Именно так она чувствовала себя в детстве, когда закрывалась одна в комнате в большом доме Хэррисонов.

Минуты одиночества тоскливо тянулись одна за другой, и Фрэнси наконец посмотрела на часы. Это были простые золотые часы небольшого размера, которые купил для нее целую вечность назад Бак Вингейт, — впрочем, имя Вингейт тоже всплыло из прошлого, а о прошлом сегодня ночью как раз не следовало думать. Но она думала и невольно вспоминала лицо человека — смуглое, слегка удлиненное и до ужаса привлекательное, врезавшееся в память — лицо, которое она и сейчас в любой момент могла представить себе до последней черточки. Восемь лет прошло, а она все еще помнила его. Маленький портрет ребенка, который он подарил ей однажды на Рождество, по-прежнему стоял на ночном столике у изголовья ее кровати, часы — его подарок — она все еще носила на руке, а его клеймо навеки было запечатлено на ее теле. Она просто не могла разлюбить его и надеялась, что ей больше никогда не придется увидеться с ним снова.

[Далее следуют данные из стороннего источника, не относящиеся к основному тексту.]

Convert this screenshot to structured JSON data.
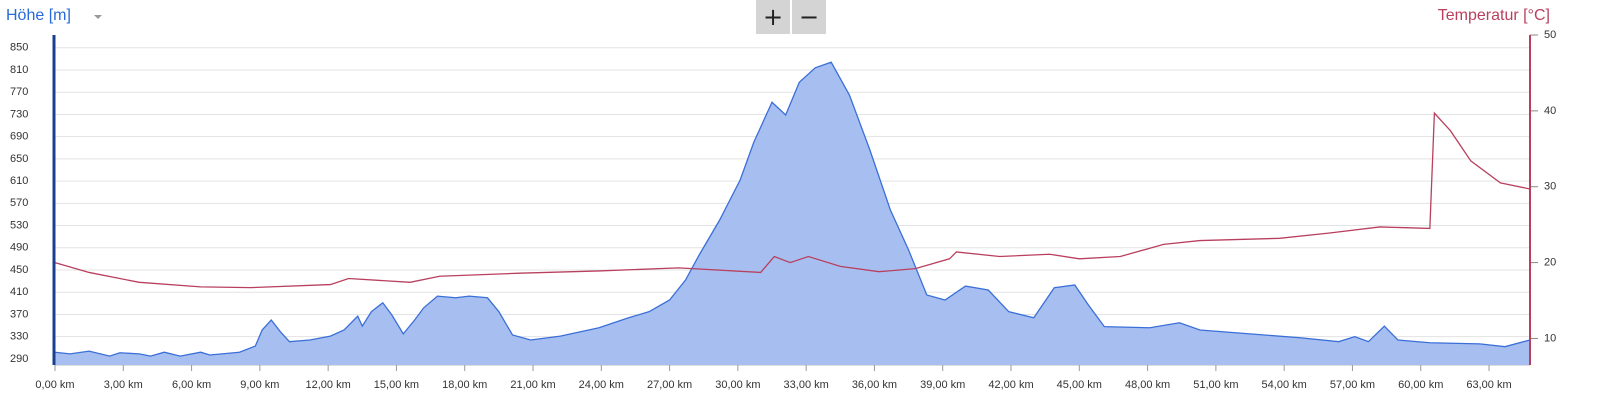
{
  "toolbar": {
    "zoom_in": "+",
    "zoom_out": "−"
  },
  "chart_data": {
    "type": "area",
    "ylabel": "Höhe [m]",
    "y2label": "Temperatur [°C]",
    "xlim": [
      0,
      64.8
    ],
    "ylim": [
      279,
      873
    ],
    "y2lim": [
      6.5,
      50
    ],
    "xticks": [
      {
        "value": 0,
        "label": "0,00 km"
      },
      {
        "value": 3,
        "label": "3,00 km"
      },
      {
        "value": 6,
        "label": "6,00 km"
      },
      {
        "value": 9,
        "label": "9,00 km"
      },
      {
        "value": 12,
        "label": "12,00 km"
      },
      {
        "value": 15,
        "label": "15,00 km"
      },
      {
        "value": 18,
        "label": "18,00 km"
      },
      {
        "value": 21,
        "label": "21,00 km"
      },
      {
        "value": 24,
        "label": "24,00 km"
      },
      {
        "value": 27,
        "label": "27,00 km"
      },
      {
        "value": 30,
        "label": "30,00 km"
      },
      {
        "value": 33,
        "label": "33,00 km"
      },
      {
        "value": 36,
        "label": "36,00 km"
      },
      {
        "value": 39,
        "label": "39,00 km"
      },
      {
        "value": 42,
        "label": "42,00 km"
      },
      {
        "value": 45,
        "label": "45,00 km"
      },
      {
        "value": 48,
        "label": "48,00 km"
      },
      {
        "value": 51,
        "label": "51,00 km"
      },
      {
        "value": 54,
        "label": "54,00 km"
      },
      {
        "value": 57,
        "label": "57,00 km"
      },
      {
        "value": 60,
        "label": "60,00 km"
      },
      {
        "value": 63,
        "label": "63,00 km"
      }
    ],
    "yticks": [
      290,
      330,
      370,
      410,
      450,
      490,
      530,
      570,
      610,
      650,
      690,
      730,
      770,
      810,
      850
    ],
    "y2ticks": [
      10,
      20,
      30,
      40,
      50
    ],
    "grid": true,
    "series": [
      {
        "name": "Höhe [m]",
        "color": "#3b6fd8",
        "fill": "#a7bff0",
        "x": [
          0,
          0.66,
          1.5,
          2.4,
          2.85,
          3.7,
          4.2,
          4.8,
          5.5,
          6.4,
          6.8,
          8.1,
          8.8,
          9.1,
          9.5,
          9.9,
          10.3,
          11.2,
          12.1,
          12.7,
          13.3,
          13.5,
          13.9,
          14.4,
          14.8,
          15.3,
          15.8,
          16.2,
          16.8,
          17.6,
          18.2,
          19.0,
          19.5,
          20.1,
          20.9,
          22.2,
          23.9,
          25.2,
          26.1,
          27.0,
          27.7,
          28.3,
          29.2,
          30.1,
          30.7,
          31.5,
          32.1,
          32.7,
          33.4,
          34.1,
          34.9,
          35.8,
          36.7,
          37.5,
          38.3,
          39.1,
          40.0,
          41.0,
          41.9,
          43.0,
          43.9,
          44.8,
          45.4,
          46.1,
          48.1,
          49.4,
          50.3,
          52.5,
          54.7,
          56.4,
          57.1,
          57.7,
          58.4,
          59.0,
          60.4,
          62.6,
          63.7,
          64.8
        ],
        "values": [
          302,
          299,
          304,
          295,
          301,
          299,
          295,
          302,
          295,
          302,
          297,
          302,
          313,
          342,
          360,
          339,
          321,
          324,
          331,
          342,
          367,
          349,
          375,
          391,
          369,
          335,
          360,
          382,
          403,
          400,
          403,
          400,
          375,
          333,
          324,
          331,
          346,
          364,
          375,
          396,
          432,
          477,
          540,
          612,
          680,
          752,
          729,
          788,
          814,
          824,
          765,
          666,
          558,
          486,
          405,
          396,
          421,
          414,
          375,
          364,
          418,
          423,
          387,
          348,
          346,
          355,
          342,
          335,
          328,
          321,
          330,
          321,
          349,
          324,
          319,
          317,
          312,
          324
        ]
      },
      {
        "name": "Temperatur [°C]",
        "color": "#b8405e",
        "axis": "y2",
        "x": [
          0,
          1.5,
          3.7,
          6.4,
          8.6,
          12.1,
          12.9,
          15.6,
          16.9,
          20.4,
          23.9,
          27.4,
          31.0,
          31.6,
          32.3,
          33.1,
          34.5,
          36.2,
          37.8,
          39.3,
          39.6,
          41.5,
          43.7,
          45.0,
          46.8,
          48.7,
          50.3,
          53.8,
          56.0,
          58.2,
          60.4,
          60.6,
          61.3,
          62.2,
          63.5,
          64.8
        ],
        "values": [
          20.0,
          18.7,
          17.4,
          16.8,
          16.7,
          17.1,
          17.9,
          17.4,
          18.2,
          18.6,
          18.9,
          19.3,
          18.7,
          20.8,
          20.0,
          20.8,
          19.5,
          18.8,
          19.2,
          20.5,
          21.4,
          20.8,
          21.1,
          20.5,
          20.8,
          22.4,
          22.9,
          23.2,
          23.9,
          24.7,
          24.5,
          39.7,
          37.4,
          33.4,
          30.5,
          29.7
        ]
      }
    ]
  }
}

Разве не говорил ей Мандарин перед смертью, что ей необходимо забыть обо всем, что с ней случилось в прошлом, и двигаться вперед, продолжать жить дальше?

Мандарин предупреждал ее, что оглядываться назад не стоит, но сказать всегда легче, чем исполнить, и Фрэнси в такт своим мыслям отрицательно покачала головой.

Она встала с дивана, оправила мягкое белое платье и потянулась. Потом нервно подошла к окну и уже в который раз за ночь раздвинула шторы.

Туман рассеялся, и дом брата отлично просматривался из ее окна. Она увидела ярко, по-праздничному освещенный подъезд и вереницу дорогих лимузинов, в которых сидели шоферы в форменных фуражках и терпеливо дожидались своих хозяев. Гарри задавал очередной из своих знаменитых на весь город вечеров.